Нет, мне никак нельзя появляться в городах и заглядываться на хорошеньких девушек. Вдруг подумал — если она сейчас появится, я не только поцелую ей руку, но опущусь на колени, как перед Божеством. Будто впервые в жизни меня обуял религиозный восторг. А она действительно была похожа на богиню Любви и Красоты!
Принесли мне виски, большую кружку пива и бифштекс с картошкой.
Я выпил и вдруг протрезвел от любви. Больше того — мне захотелось немедленно убежать не только из города и от Мэри, но и от самого себя. Хотелось лопнуть, взорваться, чтобы душа не захлебнулось желанием женщины.
Кажется, прежде со мной такого не случалось. Впрочем, я всегда был пьян, когда влюблялся. Теперь все происходит наоборот. В чем причина?
И тут я увидел Мэри.
В короткой голубой юбке из мягкой ткани и в такой же блузке, в изящных полусапожках и кокетливой шляпке, она стояла в дверях салуна и с улыбкой наблюдала за мной. Простой и в то же время элегантный наряд девушки дополнял широкий пояс с револьвером.
Совершенно очевидно, юная особа не была чистокровно белой девушкой. Кудряшки, выбивавшиеся на лоб, быстрый взгляд светлых глаз и румянец на матовой коже говорили за европейское происхождение одного из её родителей. А вот излучавшее живой свет лицо с мягкими и одновременно решительными чертами говорили за примесь индейской крови. Полукровки, как правило, бывают настолько красивы, что гурманы женского пола называют их незабываемыми.
Я встал.
— Прошу почтить присутствием. Я вас жду.
Она пожала плечами, как бы говоря — ну, если ждете… — подошла и присела.

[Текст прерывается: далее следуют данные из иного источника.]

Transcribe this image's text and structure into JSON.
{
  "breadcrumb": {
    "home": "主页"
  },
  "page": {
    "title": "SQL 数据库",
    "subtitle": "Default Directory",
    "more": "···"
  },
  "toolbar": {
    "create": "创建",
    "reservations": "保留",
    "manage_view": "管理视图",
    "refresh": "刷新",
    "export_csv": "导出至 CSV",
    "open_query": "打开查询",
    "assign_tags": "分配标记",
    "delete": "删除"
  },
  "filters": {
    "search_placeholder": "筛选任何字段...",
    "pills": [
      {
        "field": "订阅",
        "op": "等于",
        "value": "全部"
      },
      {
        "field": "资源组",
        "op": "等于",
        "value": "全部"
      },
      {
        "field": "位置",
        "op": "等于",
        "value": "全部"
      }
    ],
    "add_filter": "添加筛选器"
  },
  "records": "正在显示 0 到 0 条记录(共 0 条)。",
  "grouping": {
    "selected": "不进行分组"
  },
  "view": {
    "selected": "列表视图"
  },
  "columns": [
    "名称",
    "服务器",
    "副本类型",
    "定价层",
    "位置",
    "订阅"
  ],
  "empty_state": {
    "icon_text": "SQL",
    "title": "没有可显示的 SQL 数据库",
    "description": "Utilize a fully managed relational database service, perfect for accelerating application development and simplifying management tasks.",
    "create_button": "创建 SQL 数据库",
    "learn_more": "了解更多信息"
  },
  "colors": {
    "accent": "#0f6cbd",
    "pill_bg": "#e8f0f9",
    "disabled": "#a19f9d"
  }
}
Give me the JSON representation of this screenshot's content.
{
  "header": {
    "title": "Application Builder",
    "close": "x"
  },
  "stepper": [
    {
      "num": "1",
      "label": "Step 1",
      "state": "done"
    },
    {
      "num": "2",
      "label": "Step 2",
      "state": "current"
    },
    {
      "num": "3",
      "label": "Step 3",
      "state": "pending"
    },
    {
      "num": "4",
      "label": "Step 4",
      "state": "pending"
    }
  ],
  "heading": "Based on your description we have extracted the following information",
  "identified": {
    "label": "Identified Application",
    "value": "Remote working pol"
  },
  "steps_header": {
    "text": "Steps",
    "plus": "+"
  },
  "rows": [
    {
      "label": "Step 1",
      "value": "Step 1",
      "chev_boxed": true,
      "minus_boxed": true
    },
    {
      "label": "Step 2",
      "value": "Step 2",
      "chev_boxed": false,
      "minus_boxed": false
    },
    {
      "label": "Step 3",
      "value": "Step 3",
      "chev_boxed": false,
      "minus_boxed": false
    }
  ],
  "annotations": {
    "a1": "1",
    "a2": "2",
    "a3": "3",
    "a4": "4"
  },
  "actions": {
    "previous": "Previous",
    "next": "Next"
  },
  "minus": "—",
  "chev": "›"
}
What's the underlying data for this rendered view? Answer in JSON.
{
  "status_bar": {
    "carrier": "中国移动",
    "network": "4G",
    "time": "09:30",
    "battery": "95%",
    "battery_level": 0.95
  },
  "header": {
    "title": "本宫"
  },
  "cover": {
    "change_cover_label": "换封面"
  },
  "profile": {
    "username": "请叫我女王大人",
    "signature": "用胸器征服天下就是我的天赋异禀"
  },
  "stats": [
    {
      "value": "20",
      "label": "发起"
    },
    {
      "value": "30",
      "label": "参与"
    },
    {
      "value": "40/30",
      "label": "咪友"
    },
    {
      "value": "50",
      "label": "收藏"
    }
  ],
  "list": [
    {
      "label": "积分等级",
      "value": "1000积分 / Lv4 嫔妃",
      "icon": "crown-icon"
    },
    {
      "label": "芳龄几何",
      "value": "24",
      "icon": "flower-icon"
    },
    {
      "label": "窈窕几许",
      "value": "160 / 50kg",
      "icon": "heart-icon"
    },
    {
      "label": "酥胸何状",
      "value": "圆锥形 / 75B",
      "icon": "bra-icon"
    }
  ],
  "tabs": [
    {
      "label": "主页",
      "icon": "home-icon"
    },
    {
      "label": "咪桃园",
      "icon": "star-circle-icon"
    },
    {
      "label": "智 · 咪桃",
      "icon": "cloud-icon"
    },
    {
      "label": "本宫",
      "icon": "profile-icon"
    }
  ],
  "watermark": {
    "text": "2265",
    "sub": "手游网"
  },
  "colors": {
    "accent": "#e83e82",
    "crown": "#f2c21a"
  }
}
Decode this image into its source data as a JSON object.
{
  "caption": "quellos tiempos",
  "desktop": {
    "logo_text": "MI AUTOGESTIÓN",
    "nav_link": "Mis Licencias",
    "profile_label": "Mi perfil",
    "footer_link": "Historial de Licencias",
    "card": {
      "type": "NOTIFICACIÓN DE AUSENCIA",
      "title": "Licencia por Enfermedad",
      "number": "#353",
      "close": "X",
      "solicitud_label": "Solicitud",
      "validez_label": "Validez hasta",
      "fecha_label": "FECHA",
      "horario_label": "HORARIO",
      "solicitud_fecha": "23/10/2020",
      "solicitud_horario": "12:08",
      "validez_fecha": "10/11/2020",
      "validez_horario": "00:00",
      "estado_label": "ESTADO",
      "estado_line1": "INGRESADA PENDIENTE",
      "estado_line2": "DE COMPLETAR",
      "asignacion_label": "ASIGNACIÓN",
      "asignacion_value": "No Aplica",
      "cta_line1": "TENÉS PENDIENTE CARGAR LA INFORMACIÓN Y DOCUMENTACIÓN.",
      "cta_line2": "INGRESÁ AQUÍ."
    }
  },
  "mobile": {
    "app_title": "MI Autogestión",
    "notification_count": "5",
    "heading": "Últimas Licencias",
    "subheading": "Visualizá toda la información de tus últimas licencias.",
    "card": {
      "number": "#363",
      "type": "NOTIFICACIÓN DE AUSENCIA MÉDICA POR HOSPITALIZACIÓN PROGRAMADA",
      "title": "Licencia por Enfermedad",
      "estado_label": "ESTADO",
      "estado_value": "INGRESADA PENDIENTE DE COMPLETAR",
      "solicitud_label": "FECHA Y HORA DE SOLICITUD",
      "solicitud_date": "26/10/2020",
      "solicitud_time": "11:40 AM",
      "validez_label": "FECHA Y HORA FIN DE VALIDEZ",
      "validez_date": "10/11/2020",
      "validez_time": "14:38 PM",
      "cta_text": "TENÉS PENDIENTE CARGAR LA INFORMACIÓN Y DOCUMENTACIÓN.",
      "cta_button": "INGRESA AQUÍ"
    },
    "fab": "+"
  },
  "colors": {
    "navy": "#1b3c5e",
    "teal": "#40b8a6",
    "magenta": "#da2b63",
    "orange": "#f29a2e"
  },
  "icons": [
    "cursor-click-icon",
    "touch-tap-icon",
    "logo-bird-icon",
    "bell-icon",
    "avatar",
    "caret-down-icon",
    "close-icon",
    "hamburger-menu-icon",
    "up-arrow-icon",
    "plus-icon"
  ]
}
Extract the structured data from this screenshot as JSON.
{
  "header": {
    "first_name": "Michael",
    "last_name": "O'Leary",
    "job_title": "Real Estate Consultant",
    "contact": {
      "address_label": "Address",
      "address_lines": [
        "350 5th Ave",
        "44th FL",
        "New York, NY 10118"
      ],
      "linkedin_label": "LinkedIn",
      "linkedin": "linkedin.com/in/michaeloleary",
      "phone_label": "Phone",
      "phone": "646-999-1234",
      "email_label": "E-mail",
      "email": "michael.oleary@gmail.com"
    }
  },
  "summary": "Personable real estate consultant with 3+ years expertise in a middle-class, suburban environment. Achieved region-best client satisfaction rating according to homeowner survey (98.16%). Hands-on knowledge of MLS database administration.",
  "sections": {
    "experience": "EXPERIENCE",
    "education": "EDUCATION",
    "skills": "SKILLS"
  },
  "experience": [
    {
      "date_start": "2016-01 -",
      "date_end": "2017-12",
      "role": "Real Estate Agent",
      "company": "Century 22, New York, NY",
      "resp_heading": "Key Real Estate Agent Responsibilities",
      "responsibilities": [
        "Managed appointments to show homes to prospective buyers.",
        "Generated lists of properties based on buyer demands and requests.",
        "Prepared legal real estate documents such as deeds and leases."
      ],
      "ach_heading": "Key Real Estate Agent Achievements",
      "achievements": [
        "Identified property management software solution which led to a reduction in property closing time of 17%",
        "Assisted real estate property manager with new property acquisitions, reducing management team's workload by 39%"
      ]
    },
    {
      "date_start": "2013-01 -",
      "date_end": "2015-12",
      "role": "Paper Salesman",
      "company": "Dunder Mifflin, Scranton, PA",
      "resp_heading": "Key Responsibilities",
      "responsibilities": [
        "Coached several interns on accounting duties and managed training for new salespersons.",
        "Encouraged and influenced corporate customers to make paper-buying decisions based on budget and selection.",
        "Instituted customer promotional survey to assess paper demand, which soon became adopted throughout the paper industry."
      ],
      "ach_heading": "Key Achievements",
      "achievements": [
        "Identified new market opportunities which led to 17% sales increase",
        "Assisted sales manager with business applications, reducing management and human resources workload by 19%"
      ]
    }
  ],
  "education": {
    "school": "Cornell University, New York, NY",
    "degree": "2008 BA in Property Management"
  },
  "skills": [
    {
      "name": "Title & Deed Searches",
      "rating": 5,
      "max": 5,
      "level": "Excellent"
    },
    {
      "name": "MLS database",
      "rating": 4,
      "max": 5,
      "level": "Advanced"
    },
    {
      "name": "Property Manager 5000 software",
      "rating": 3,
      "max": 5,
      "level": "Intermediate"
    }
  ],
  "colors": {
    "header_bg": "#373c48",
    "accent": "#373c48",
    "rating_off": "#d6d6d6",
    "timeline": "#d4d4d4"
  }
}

— Что-нибудь вам заказать?
Она заговорила еле слышно, оглянувшись по сторонам.
— Знаете, почему я сюда пришла?
— Попробую угадать. Вы влюбились в меня?
Ухмылка и отрицательное покачивание головы.
— Вы хотите заключить сделку века и продать мне фургон с оружием?
Полупризнательный кивок и снова вопросительный взгляд.
— Черт возьми! Что же тогда? Я теряюсь в догадках.
— Я полукровка. Моя мать чиппева. Но она не жена моего отца. Я просто воспитана им. На днях он подписал завещание, оставляя весь бизнес своим законным сыновьям. Меня хочет пристроить замуж. А я, увидев ваших спутников — они же сиу? — и ваш интерес к большой партии оружия, подумала: вы затеваете что-то, связанное с индейцами. И мне захотелось… Короче говоря, я хочу вернуться к своим. Вы возьмете меня с собой?
Я не раздумывал долго.
— Конечно, да, моя милая! Но одно условие — вы станете моей женщиной.
Она смерила меня холодным взглядом.
— Я не шлюха и к тому же девственница. Никто не запрещает вам ухаживать за мной. Но если вы попытаетесь взять меня силой, я убью вас — клянусь! Я стреляю лучше любого мужчины. В этом вы скоро убедитесь.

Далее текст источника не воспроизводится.